Pigeonhole Live Blog: Insights on Audience Engagement

How to Use Live Polls to Drive Audience Interaction at Your Event

Written by Sarah Goh | May 25, 2018

Live polling is a simple and straightforward audience engagement method, but so incredibly powerful. Live Polls effectively engage your audience, increase crowd interaction, and give you valuable insights you would otherwise have some difficulty collecting.

They're also very versatile, whether your event's a small team meeting (the sort where 2 pizzas could feed everyone), or a public conference of 2000, Live Polls on Pigeonhole Live are scalable.

Here is a guide on what you can do with Live Polls to drive audience interaction at your next event:

1. Gather audience opinion using Multiple-choice Polls

Do you want to know what your audience thinks? You can simply ask them.

You'll even be surprised how much information and how easily people are willing to share during live polls. Those afflicted with survey fatigue will still happily participate in these polls.

The magic is in how easy and engaging it is to take part in a multiple choice poll. Your audience just taps on an option from their smartphones, and the results show onscreen immediately. Real-time is real fun.

Tips on using Multiple-choice Polls to collect valuable audience opinion:

  • Show the live results of the poll
    It is what's on the big screen that drives the sort of engagement you get with polls at an event. When you put up the live results, your audience sees how their interaction changes the real-time charts.

    This is immediately gratifying for your audience, and those who haven't yet casted their vote will be enticed to do so. PSA: Fomo is a real thing!
  • Make it an integrated part of your presentation
    Integrating Live Polls into a presentation or speech is a good way to keep your audience engaged. Presentations aren't always the most exciting, if we're going to be honest.

    Getting immediate data about your audience's opinions can also help speakers to quickly reshape the angles through which they approach the presentation.

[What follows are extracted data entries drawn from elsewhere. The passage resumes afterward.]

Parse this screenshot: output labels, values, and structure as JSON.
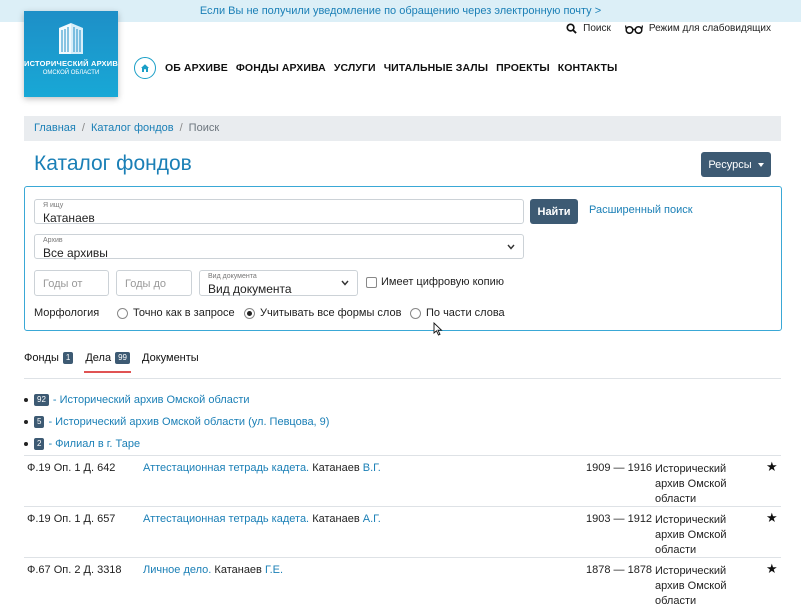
{
  "notice": "Если Вы не получили уведомление по обращению через электронную почту >",
  "logo": {
    "line1": "ИСТОРИЧЕСКИЙ АРХИВ",
    "line2": "ОМСКОЙ ОБЛАСТИ"
  },
  "top_tools": {
    "search": "Поиск",
    "low_vision": "Режим для слабовидящих"
  },
  "nav": [
    "ОБ АРХИВЕ",
    "ФОНДЫ АРХИВА",
    "УСЛУГИ",
    "ЧИТАЛЬНЫЕ ЗАЛЫ",
    "ПРОЕКТЫ",
    "КОНТАКТЫ"
  ],
  "breadcrumb": {
    "home": "Главная",
    "catalog": "Каталог фондов",
    "current": "Поиск",
    "separator": "/"
  },
  "page_title": "Каталог фондов",
  "resources_button": "Ресурсы",
  "search": {
    "query_label": "Я ищу",
    "query_value": "Катанаев",
    "find_button": "Найти",
    "advanced_link": "Расширенный поиск",
    "archive_label": "Архив",
    "archive_value": "Все архивы",
    "year_from_placeholder": "Годы от",
    "year_to_placeholder": "Годы до",
    "doc_type_label": "Вид документа",
    "doc_type_value": "Вид документа",
    "digital_copy_label": "Имеет цифровую копию",
    "morphology_label": "Морфология",
    "morph_options": [
      "Точно как в запросе",
      "Учитывать все формы слов",
      "По части слова"
    ],
    "morph_selected": "Учитывать все формы слов"
  },
  "tabs": [
    {
      "label": "Фонды",
      "count": "1"
    },
    {
      "label": "Дела",
      "count": "99"
    },
    {
      "label": "Документы",
      "count": ""
    }
  ],
  "active_tab": "Дела",
  "archives": [
    {
      "count": "92",
      "name": "- Исторический архив Омской области"
    },
    {
      "count": "5",
      "name": "- Исторический архив Омской области (ул. Певцова, 9)"
    },
    {
      "count": "2",
      "name": "- Филиал в г. Таре"
    }
  ],
  "results": [
    {
      "cipher": "Ф.19 Оп. 1 Д. 642",
      "title": "Аттестационная тетрадь кадета.",
      "surname": "Катанаев",
      "initials": "В.Г.",
      "dates": "1909 — 1916",
      "archive": "Исторический архив Омской области"
    },
    {
      "cipher": "Ф.19 Оп. 1 Д. 657",
      "title": "Аттестационная тетрадь кадета.",
      "surname": "Катанаев",
      "initials": "А.Г.",
      "dates": "1903 — 1912",
      "archive": "Исторический архив Омской области"
    },
    {
      "cipher": "Ф.67 Оп. 2 Д. 3318",
      "title": "Личное дело.",
      "surname": "Катанаев",
      "initials": "Г.Е.",
      "dates": "1878 — 1878",
      "archive": "Исторический архив Омской области"
    }
  ],
  "colors": {
    "accent": "#1a7fb6",
    "button": "#3d5a73",
    "notice_bg": "#dceff7",
    "tab_underline": "#e05353"
  },
  "icons": {
    "search": "search-icon",
    "low_vision": "glasses-icon",
    "home": "home-icon",
    "favorite": "star-icon"
  }
}
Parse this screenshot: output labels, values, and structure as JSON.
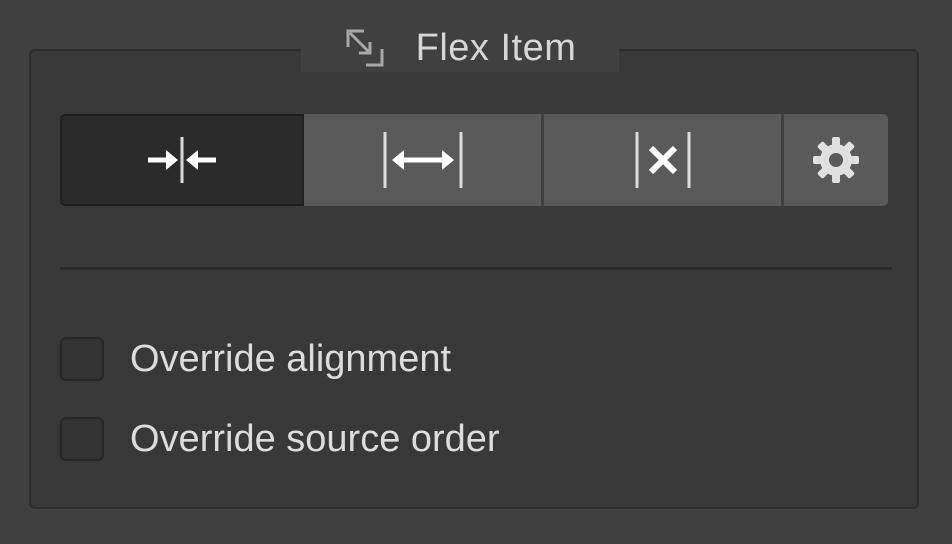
{
  "panel": {
    "title": "Flex Item",
    "title_icon": "resize-corner-icon"
  },
  "sizing_buttons": [
    {
      "name": "shrink",
      "icon": "shrink-arrows-icon",
      "active": true
    },
    {
      "name": "grow",
      "icon": "grow-arrows-icon",
      "active": false
    },
    {
      "name": "none",
      "icon": "no-resize-icon",
      "active": false
    },
    {
      "name": "custom",
      "icon": "gear-icon",
      "active": false
    }
  ],
  "options": {
    "override_alignment": {
      "label": "Override alignment",
      "checked": false
    },
    "override_source_order": {
      "label": "Override source order",
      "checked": false
    }
  },
  "colors": {
    "background": "#404040",
    "panel": "#383838",
    "button": "#5a5a5a",
    "button_active": "#2b2b2b",
    "text": "#d6d6d6"
  }
}
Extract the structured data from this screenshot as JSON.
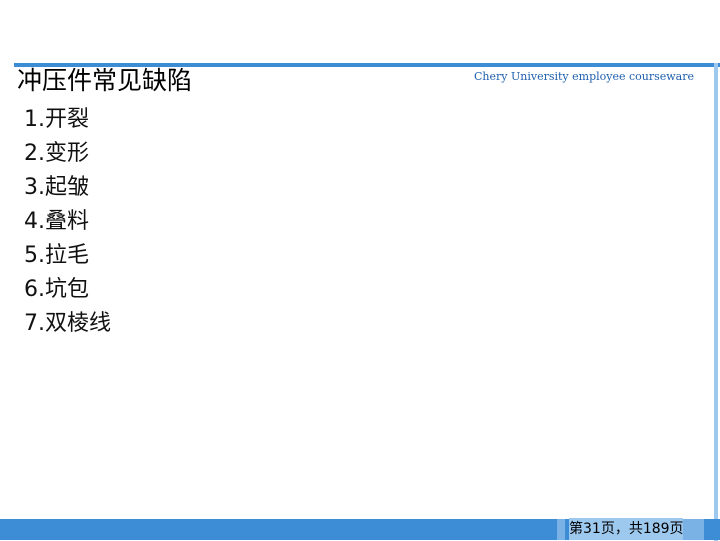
{
  "slide": {
    "title": "冲压件常见缺陷",
    "brand": "Chery University employee courseware",
    "items": [
      "1.开裂",
      "2.变形",
      "3.起皱",
      "4.叠料",
      "5.拉毛",
      "6.坑包",
      "7.双棱线"
    ],
    "page_indicator": "第31页，共189页"
  },
  "colors": {
    "accent_blue": "#3c8dd6",
    "light_blue": "#9ec9ef",
    "brand_text": "#1f5fae"
  }
}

This audience will pick that up, and be more eager to participate knowing that their opinions matter.

2. Visualise word frequency with Word Cloud Polls

The word cloud is a great way to chart data visually. It's why you see so many phone-cameras snapping away at the screen when you display it.

With a live poll that generates a word cloud instantly, you'll be able to pick out key words and immediate trends that stand out from your audience responses.

The beauty is in how intuitive it is: The human eye is drawn to comparatively bigger objects, so your audience automatically focuses on the bigger words in the word cloud.

Poll questions that work excellently with word cloud displays:

  • Which is your favourite city?
  • Describe the culture of our company in one word
  • Nominate the best team player of this month
  • What is your most-used app?

3. Brainstorm new ideas using Open Text Polls

Crowdsourcing ideas is a good way to get the audience involved and invested in what's happening at your event.

At your next event, consider using the Open Text Poll to brainstorm any of these: discussion topic suggestions, goal setting, key takeaways of a presentation, or even your break-time music playlist.

Why we highly recommend crowdsourcing key takeaways from any segment of your event:

  • For post-event follow ups
    As an event organiser, you may be taking notes on the key takeaways for any post-event follow up that you're planning to do. Delegate this to your audience instead — you'll get more time on your hands to run the event, and there are some good reasons (see the next points) you should let the audience share their own takeaways instead.
  • To get different perspectives
    What's most attractive about crowdsourcing is that you'll get from this exercise many different perspectives. This gives everyone in the audience a wider and more varied viewpoint on the key takeaways of the presentation — there'll be more to learn.
  • To empower your audience's learning
    Allowing the audience to participate in crowdsourcing their key takeaways puts the ball in their court, and that's empowering. They get to be reflexive about what they learn — and then share it with the rest of the audience!

4. Quiz your audience using Correct Answer Polls

Who Wants to Be a Millionaire, Jeopardy!, Are You Smarter Than a Fifth Grader, anyone?

The British are wholly obsessed with quizzes and the rest of the world is not far behind. This GQ piece dissects why we love trivia so much.

At your next event, bring in the good ol' fun of the pub quiz by running a live quiz using polls with correct answers.

3 Ideas on how to make your live quiz at the next event a success:

  • Cater to the crowd's interest
    Pick quiz questions your audience is actually interested in and has at least some knowledge about. You may also want to make it easy for your audience to score some points to ramp up the excitement, while throwing in a few tricky questions.
  • Pick a host who can rev up the crowd
    A good host is as important as interesting questions. Get someone to read aloud the questions, reveal the answers, and make quick witted remarks.
  • Keep a strict time limit
    Let your audience know you're counting down. This gets their adrenaline pumping and introduces a level of challenge that's exciting to many.